Which do you look for, appearance or substance? Appearance may make something look a certain way to certain people, but it doesn’t necessarily mean anything. As we have been inundated with the headlines we’re fed by algorithms and news outlets that need clicks, the effect of shallow, surface ideas, idle ramblings, and suppositions have insinuated themselves into conventional wisdom.

Less and less information is examined closely before publicly-shared opinions are issued. Once that happens, fact-based presentations carry less weight and it becomes easier to believe misinformation.
It also becomes easy to substitute another’s supposition for fact or delude ourselves and substitute another’s supposition for fact. Social media algorithms prey on the rage factor that often results from this and builds upon itself. Clickety, click, click, click.
Conventional wisdom used to spawn clichés like, don’t judge a book by its cover because we knew that appearance didn’t necessarily represent the substance of the tome. Now, we worry about the time spent on phones.
But isn’t how we spend that time on the phone just as critical? If we limit ourselves to 10 minutes per day, but spend that 10 minutes consuming shallow, biased, misleading information it can still cause harm.
When you’ve done careful, in-depth research and know your facts are solid, it’s difficult to have a conversation with someone who got their information on the same subject from reels. I understand reels are more entertaining, but they’re fed to you by something that doesn’t care whether the content is accurate or misleading.
One result of relying on reels is that medical or psychological terminology can morph into inaccurate descriptions. A person recently described themself to me as an empath, but nothing I know about them and nothing they said would indicate they fit the term I’m familiar with.
They said they believed this because of a reel they had watched. Further examination revealed they were conflating empathizing and being an empath.
According to Psychology Today, my experience was reflective of the influence of a reel similar to one on gaslighting forwarded to Adi Jaffe, Ph.D. that “was well-produced, with clean edits, beautiful shots, and audio. There was only one problem — it greatly distorted the whole concept it was discussing. Instead of defining gaslighting (which itself is not truly a clinical psychology term), the video insisted that when someone close to you tries to sell you on their (presumably different from your own) worldview, they are gaslighting you. But that’s not what gaslighting means at all. Traditionally, when someone tries to gaslight you, they are purposely lying to you about reality in order to make you mistrust your own sense of reality. The whole concept of gaslighting is about a deliberate distortion of truth to gain a psychological advantage over another. Having a different viewpoint from someone else is not gaslighting!”1
These may be only two examples, but I encounter something similar multiple times per week. The proliferation of misunderstanding in a large portion of the population means you I often get caught off guard because people have a vastly different understanding of terms I’ve known for years.

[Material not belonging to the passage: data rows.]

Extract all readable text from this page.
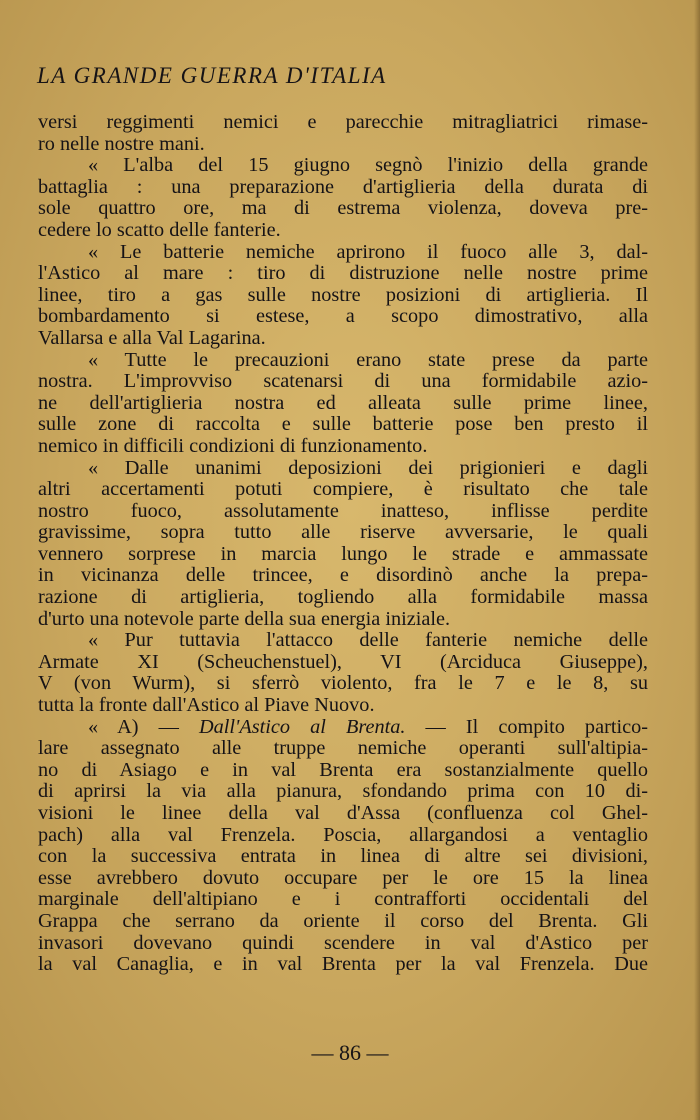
LA GRANDE GUERRA D'ITALIA
versi reggimenti nemici e parecchie mitragliatrici rimase-
ro nelle nostre mani.
« L'alba del 15 giugno segnò l'inizio della grande
battaglia : una preparazione d'artiglieria della durata di
sole quattro ore, ma di estrema violenza, doveva pre-
cedere lo scatto delle fanterie.
« Le batterie nemiche aprirono il fuoco alle 3, dal-
l'Astico al mare : tiro di distruzione nelle nostre prime
linee, tiro a gas sulle nostre posizioni di artiglieria. Il
bombardamento si estese, a scopo dimostrativo, alla
Vallarsa e alla Val Lagarina.
« Tutte le precauzioni erano state prese da parte
nostra. L'improvviso scatenarsi di una formidabile azio-
ne dell'artiglieria nostra ed alleata sulle prime linee,
sulle zone di raccolta e sulle batterie pose ben presto il
nemico in difficili condizioni di funzionamento.
« Dalle unanimi deposizioni dei prigionieri e dagli
altri accertamenti potuti compiere, è risultato che tale
nostro fuoco, assolutamente inatteso, inflisse perdite
gravissime, sopra tutto alle riserve avversarie, le quali
vennero sorprese in marcia lungo le strade e ammassate
in vicinanza delle trincee, e disordinò anche la prepa-
razione di artiglieria, togliendo alla formidabile massa
d'urto una notevole parte della sua energia iniziale.
« Pur tuttavia l'attacco delle fanterie nemiche delle
Armate XI (Scheuchenstuel), VI (Arciduca Giuseppe),
V (von Wurm), si sferrò violento, fra le 7 e le 8, su
tutta la fronte dall'Astico al Piave Nuovo.
« A) — Dall'Astico al Brenta. — Il compito partico-
lare assegnato alle truppe nemiche operanti sull'altipia-
no di Asiago e in val Brenta era sostanzialmente quello
di aprirsi la via alla pianura, sfondando prima con 10 di-
visioni le linee della val d'Assa (confluenza col Ghel-
pach) alla val Frenzela. Poscia, allargandosi a ventaglio
con la successiva entrata in linea di altre sei divisioni,
esse avrebbero dovuto occupare per le ore 15 la linea
marginale dell'altipiano e i contrafforti occidentali del
Grappa che serrano da oriente il corso del Brenta. Gli
invasori dovevano quindi scendere in val d'Astico per
la val Canaglia, e in val Brenta per la val Frenzela. Due
— 86 —
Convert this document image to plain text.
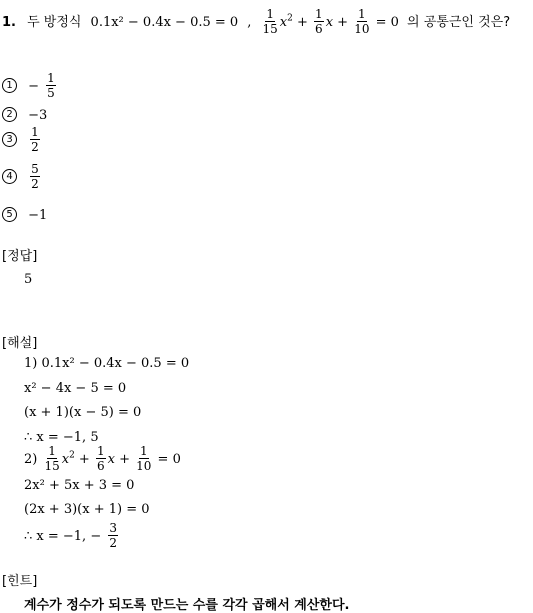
1. 두 방정식 0.1x² − 0.4x − 0.5 = 0 , $\frac{1}{15} x^2 + \frac{1}{6}$ $x + \frac{1}{10} = 0$ 의 공통근인 것은?
$1 - \frac{1}{5}$
2 −3
$3 \frac{1}{2}$
$4 \frac{5}{2}$
5 −1
[정답]
5
[해설]
1) 0.1x² − 0.4x − 0.5 = 0
x² − 4x − 5 = 0
(x + 1)(x − 5) = 0
∴ x = −1, 5
$2) \frac{1}{15} x^2 + \frac{1}{6}$ $x + \frac{1}{10} = 0$
2x² + 5x + 3 = 0
(2x + 3)(x + 1) = 0
∴ x = −1, − $\frac{3}{2}$
[힌트]
계수가 정수가 되도록 만드는 수를 각각 곱해서 계산한다.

The discomfort this creates for me is unimportant. The disconnect between health facts and fiction created through amplified misunderstanding and misinformation presents a danger greater than we may realize.
Valuing substance over appearance can help guide you to more reliable information and sources. There are licensed professional experts creating substantive online courses (some are free) that deal with the same issues you see in reels. Choose those.
There are professional experts on Bluesky. Find some. Vet them. Follow the ones who are credible. Same with Substack and podcasts. There’s nothing wrong with getting information online. It’s the quality of that information that matters.
To be safe, choose substance over appearance.